Benjamin Banneker Elementary School fourth-graders Michael Jefferson, left, Byron Cooper and Travis Housey were photographed studying science in December 2009 (Rusty Costanza/The Times-Picayune/AP)

 

MEMPHIS (Politico) — On one side of South Lauderdale Ave. sits the Foote Homes, among the last of the old federal housing projects that once proliferated in South Memphis, a low-slung, dun-bricked complex marked by stuffed animal memorials to dead teenagers, a place where two grown women recently pummeled each other silly while neighbors stood by laughing, smartphone cameras rolling for YouTube posterity.

On the other side of Lauderdale, not 150 feet away, sits the shiny, borderline-surreal Cleaborn Pointe at Heritage Landing, a manicured subdivision of semi-attached townhouses with 10-foot ceilings and white-railed front porches that seem to have been airlifted by aliens from a planet called Suburbia.

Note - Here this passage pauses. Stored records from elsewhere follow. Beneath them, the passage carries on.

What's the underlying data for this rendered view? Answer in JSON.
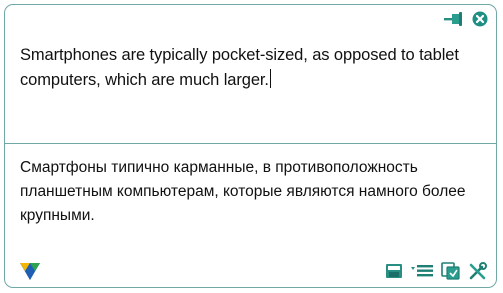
{
  "toolbar_top": {
    "pin_icon": "pin-icon",
    "close_icon": "close-icon"
  },
  "source": {
    "text": "Smartphones are typically pocket-sized, as opposed to tablet computers, which are much larger."
  },
  "translation": {
    "text": "Смартфоны типично карманные, в противоположность планшетным компьютерам, которые являются намного более крупными."
  },
  "bottom_toolbar": {
    "logo_icon": "logo-icon",
    "icons": [
      "save-icon",
      "list-icon",
      "copy-icon",
      "settings-icon"
    ]
  },
  "colors": {
    "border": "#6fa8a6",
    "accent_teal": "#2a9d8f",
    "logo_yellow": "#f2b705",
    "logo_green": "#2ea44f",
    "logo_blue": "#1e5fb4"
  }
}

But behind those reassuring facades persist many of the same underlying problems found at the housing project across the street: single-mother households, substandard schools, lousy off-the-books jobs, a near-universal dependence on government support. Cleaborn looks a world apart, but in fact many of its residents are drawn from other projects around Memphis that have been demolished over the years under a massive federally subsidized effort to replace the city’s crumbling housing stock that poured as much as a quarter-billion dollars into Memphis over the past decade—without conquering the city’s endemic poverty.

“I had my first baby when I was 14 years old. You know, that’s kind of the whole story right there,” says Tamica Gordon-Cole, 35, sitting in her gleaming new kitchen table at Cleaborn, speaking above the clamor of the small army of kids who live with her in the four-bedroom rental.